Saturday, July 12, 2008

living pepsi?

this has been a challenging summer.

jumping into my internship right atfter school got out without a break... trying to plan a wedding... working more than the hours expected of me... my father finding out that he has acute myeloid leukemia... my roommate suddenly having to move out because of flooding in my basement... attempting to fix the flooding problem... living alone for the first time in my life... struggling with the fact that i can't be with my family as much as i used to... trying to find free time to continue growing in a relationship with matt, read about 8 books for marriage counseling, find alone time with the Lord, time to sleep, etc etc etc...

i've been 'go go go' since august of last year, and i need a break... so i'm headed back to chicago for a week.

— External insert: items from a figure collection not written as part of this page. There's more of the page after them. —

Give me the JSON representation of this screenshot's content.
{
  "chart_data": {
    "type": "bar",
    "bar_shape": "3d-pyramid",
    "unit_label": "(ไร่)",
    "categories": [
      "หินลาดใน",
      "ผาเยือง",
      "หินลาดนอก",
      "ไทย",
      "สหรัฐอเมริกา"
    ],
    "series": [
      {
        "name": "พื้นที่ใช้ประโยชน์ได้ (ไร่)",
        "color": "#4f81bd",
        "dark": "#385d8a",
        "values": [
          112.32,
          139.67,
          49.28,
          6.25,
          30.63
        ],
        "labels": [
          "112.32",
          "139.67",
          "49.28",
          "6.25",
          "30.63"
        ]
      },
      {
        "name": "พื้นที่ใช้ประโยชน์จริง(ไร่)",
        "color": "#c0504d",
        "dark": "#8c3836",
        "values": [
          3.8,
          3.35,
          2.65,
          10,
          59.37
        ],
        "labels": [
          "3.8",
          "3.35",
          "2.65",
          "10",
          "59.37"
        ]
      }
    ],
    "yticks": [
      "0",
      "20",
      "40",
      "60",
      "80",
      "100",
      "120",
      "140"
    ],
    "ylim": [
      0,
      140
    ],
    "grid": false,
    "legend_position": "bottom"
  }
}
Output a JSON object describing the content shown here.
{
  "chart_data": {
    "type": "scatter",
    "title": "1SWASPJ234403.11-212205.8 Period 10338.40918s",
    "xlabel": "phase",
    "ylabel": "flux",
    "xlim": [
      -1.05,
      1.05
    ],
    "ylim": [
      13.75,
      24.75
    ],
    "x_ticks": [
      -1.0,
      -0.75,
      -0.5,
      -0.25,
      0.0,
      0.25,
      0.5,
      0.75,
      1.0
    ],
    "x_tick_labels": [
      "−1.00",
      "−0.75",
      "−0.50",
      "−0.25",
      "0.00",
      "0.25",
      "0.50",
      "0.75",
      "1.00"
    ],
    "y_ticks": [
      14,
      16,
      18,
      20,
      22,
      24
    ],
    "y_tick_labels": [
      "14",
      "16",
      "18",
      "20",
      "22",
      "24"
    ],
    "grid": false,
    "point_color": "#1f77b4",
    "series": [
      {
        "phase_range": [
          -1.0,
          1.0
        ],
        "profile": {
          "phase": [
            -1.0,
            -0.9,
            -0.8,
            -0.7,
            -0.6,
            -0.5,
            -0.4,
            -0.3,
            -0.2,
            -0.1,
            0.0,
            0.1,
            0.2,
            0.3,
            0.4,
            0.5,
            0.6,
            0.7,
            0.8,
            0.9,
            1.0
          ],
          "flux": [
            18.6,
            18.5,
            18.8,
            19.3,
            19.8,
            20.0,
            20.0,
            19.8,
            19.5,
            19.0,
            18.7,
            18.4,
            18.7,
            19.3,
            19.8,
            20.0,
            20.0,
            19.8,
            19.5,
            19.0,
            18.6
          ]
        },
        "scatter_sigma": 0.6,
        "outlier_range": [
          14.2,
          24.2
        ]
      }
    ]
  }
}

don't get me wrong, i love being a youth intern, planning lessons, connecting with kids, helping to plan events, but with everything else falling into my lap this summer, i feel like i've been running on empty ever since may. i haven't been using the right "fuel" this summer...

i've been resorting to my own strength, my own determination, and my own drive to keep me a-goin'... and i'm finally, after many weeks of pushing myself, out of fuel. i know i can't go anywhere else unless i let the right fuel fill me up.

cliche, i know, but no wonder Jesus talks about being Living Water. i'll make it simple... while i've needed Living Water, i've been filling myself with pepsi. it keeps me goin' for a little bit, but soon after i need to drink more, which ultimately leaves me more thirsty, tired, and have you ever tried running after drinking a pepsi? i don't know about you, but i usually get a huge cramp in my side. plus, i can't afford to buy anymore pepsi; it's too expensive.

i think it's about time that i resort back to drinking Water.
Living Water.

1 comment:

Brigid said...

Jackie,
I love your blunt perspective on things, and your ability to assess what's right and good in your life. I'll be praying for you and all that's going on this summer with your family, job, and fiance, ok? Ok. Love to you.